Ein innerer Dialog im Kopf eines Pfarrers mit dem Philosophen Odo Marquard.
Fraktale Struktur, die wie ein Auge mit Strahlen aussieht
Fraktale Strukturen entstehen quasi zufällig durch einfache wiederholte Anweisungen (Bild: Pixabay)

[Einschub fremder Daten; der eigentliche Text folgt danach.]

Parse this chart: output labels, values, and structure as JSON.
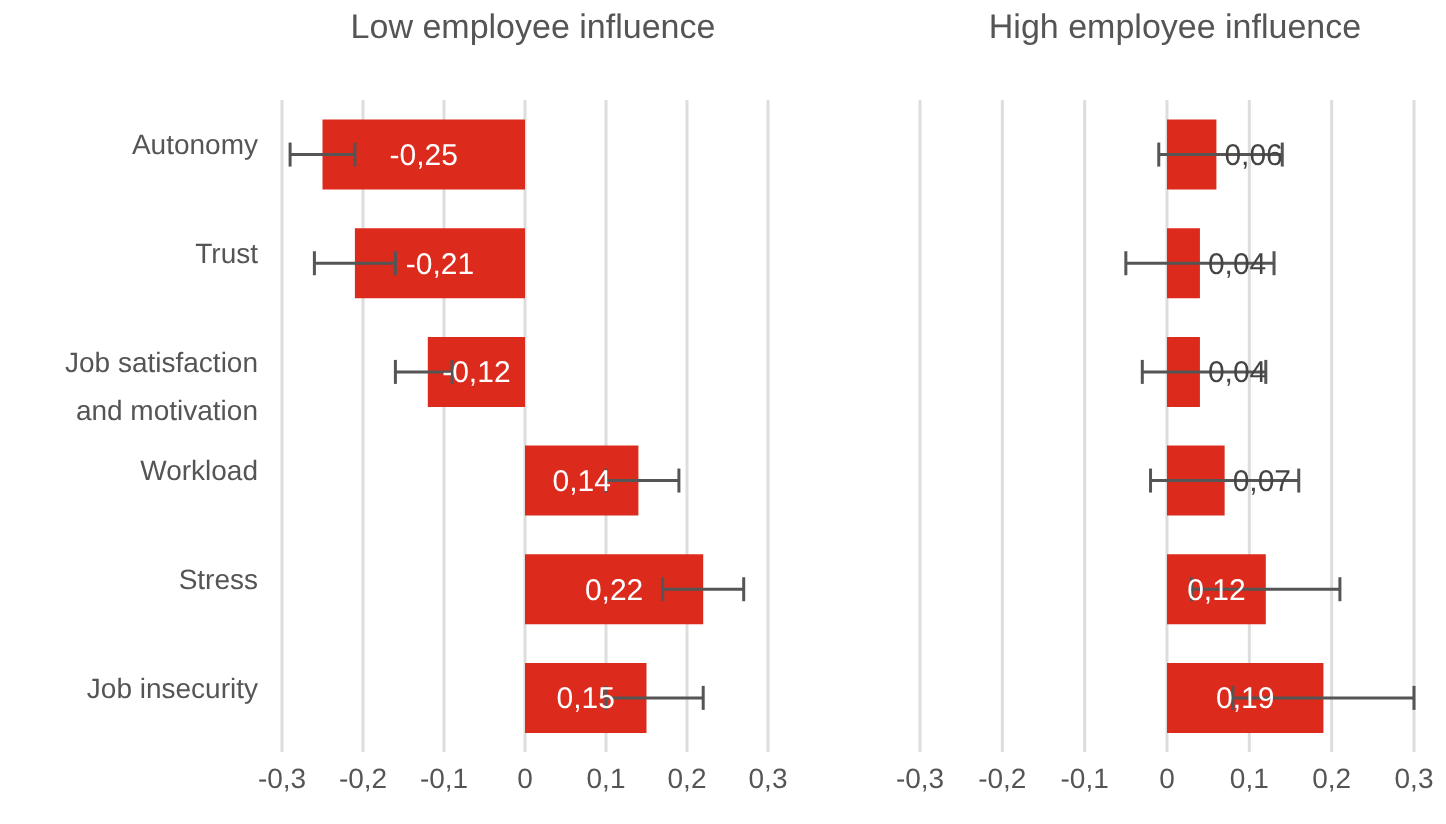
{
  "chart_data": [
    {
      "type": "bar",
      "orientation": "horizontal",
      "title": "Low employee influence",
      "categories": [
        "Autonomy",
        "Trust",
        "Job satisfaction and motivation",
        "Workload",
        "Stress",
        "Job insecurity"
      ],
      "values": [
        -0.25,
        -0.21,
        -0.12,
        0.14,
        0.22,
        0.15
      ],
      "errors": [
        [
          -0.29,
          -0.21
        ],
        [
          -0.26,
          -0.16
        ],
        [
          -0.16,
          -0.09
        ],
        [
          0.1,
          0.19
        ],
        [
          0.17,
          0.27
        ],
        [
          0.1,
          0.22
        ]
      ],
      "value_labels": [
        "-0,25",
        "-0,21",
        "-0,12",
        "0,14",
        "0,22",
        "0,15"
      ],
      "color": "#dc2a1c",
      "xlim": [
        -0.3,
        0.3
      ],
      "xticks": [
        {
          "value": -0.3,
          "label": "-0,3"
        },
        {
          "value": -0.2,
          "label": "-0,2"
        },
        {
          "value": -0.1,
          "label": "-0,1"
        },
        0,
        {
          "value": 0.1,
          "label": "0,1"
        },
        {
          "value": 0.2,
          "label": "0,2"
        },
        {
          "value": 0.3,
          "label": "0,3"
        }
      ],
      "grid": "x"
    },
    {
      "type": "bar",
      "orientation": "horizontal",
      "title": "High employee influence",
      "categories": [
        null,
        null,
        null,
        null,
        null,
        null
      ],
      "values": [
        0.06,
        0.04,
        0.04,
        0.07,
        0.12,
        0.19
      ],
      "errors": [
        [
          -0.01,
          0.14
        ],
        [
          -0.05,
          0.13
        ],
        [
          -0.03,
          0.12
        ],
        [
          -0.02,
          0.16
        ],
        [
          0.03,
          0.21
        ],
        [
          0.08,
          0.3
        ]
      ],
      "value_labels": [
        "0,06",
        "0,04",
        "0,04",
        "0,07",
        "0,12",
        "0,19"
      ],
      "color": "#dc2a1c",
      "xlim": [
        -0.3,
        0.3
      ],
      "xticks": [
        {
          "value": -0.3,
          "label": "-0,3"
        },
        {
          "value": -0.2,
          "label": "-0,2"
        },
        {
          "value": -0.1,
          "label": "-0,1"
        },
        0,
        {
          "value": 0.1,
          "label": "0,1"
        },
        {
          "value": 0.2,
          "label": "0,2"
        },
        {
          "value": 0.3,
          "label": "0,3"
        }
      ],
      "grid": "x",
      "tick_labels": "x"
    }
  ]
}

Manche nennen es Zufall, wenn Ereignisse nicht durch kausale Zusammenhänge oder Notwendigkeiten zusammentreffen. Wieviel Zufall es in der Wirklichkeit tatsächlich gibt, ist naturwissenschaftlich gesehen für einen Laien kaum noch verständlich, da sich die Diskussion im Spannungsfeld zwischen der quantenphysikalischen Unschärferelation und der chaostheoretischen Untersuchung fraktaler Strukturen abspielt. Als Theologe spreche ich gern von einer Fügung, wenn aus – sozusagen fälligen – Zufällen Sinnzusammenhänge entstehen. Sie, lieber Herr Prof. Marquard, schätzen als Philosoph den Zufall sehr: „der Zufall ist keine mißlungene Absolutheit, sondern – sterblichkeitsbedingt – unsere geschichtliche Normalität. Wir Menschen sind stets mehr unsere Zufälle als unsere Wahl.“ So formulierten sie 1984 in der „Apologie des Zufälligen“ (S. 131).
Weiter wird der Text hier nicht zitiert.